Funders and others have launched various efforts to try to remedy this problem. Funders, both public and private, are requiring more specific statements about which data will be shared and how they will be shared. Journals are requiring that authors deposit data and code that, at least in theory, would enable a reviewer or a reader to replicate the main results of a paper.
The S-index will, hopefully, further incentivize researchers to think about sharing data and code from the outset—and how to do so usefully. To that end, the S-index will need to offer a way to track when datasets or code are used by others, as well as how often that use turns into one or more publications. Sorting all that out is not going to be easy, but scientists are creative people, and I am optimistic that a workable index can be developed.

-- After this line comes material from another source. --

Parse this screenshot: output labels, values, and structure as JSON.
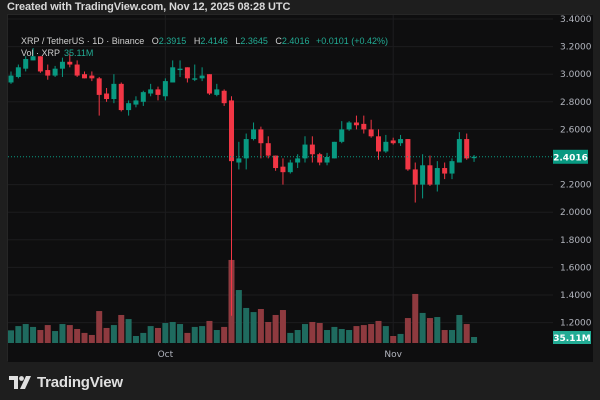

But recognizing the efforts involved in data-sharing with an official metric will address only a small part of the overall problem. Many labs simply do not have the expertise to build or adopt a software infrastructure for sharing, and we are still far from a state where a lab head could easily adopt a framework that solves their sharing problems. The BRAIN Initiative, along with private funders, including the Kavli Foundation and the Simons Foundation, have addressed this issue by funding the development of software to make data-sharing easier for everyone. (The Transmitter is funded by, but editorially independent of, the Simons Foundation.) These efforts have supported the hard work of many members of our community who have helped establish data repositories, data standards and open-source tools for sharing and data analysis.
Unfortunately, these repositories, standards and tools require continual support to ensure they remain up to date, and getting that support is difficult. Bringing these tools into use in each laboratory is also hard, and current funding levels are not enough to enable labs to hire the data scientists they would need for this task. These challenges can perhaps help us understand why data-sharing plans often aren’t enforced, and why most journals and reviewers typically don’t check to see whether shared data and code are comprehensible and usable.
As a result, sharing is still largely an unfunded mandate placed upon lab heads who are already struggling to find time to do science in ever more challenging circumstances. My hope is that the S-index Challenge will be successful, that funders will recognize the importance of supporting these efforts, and that the next generation of scientists are given the tools and support they need to maximize their S-index.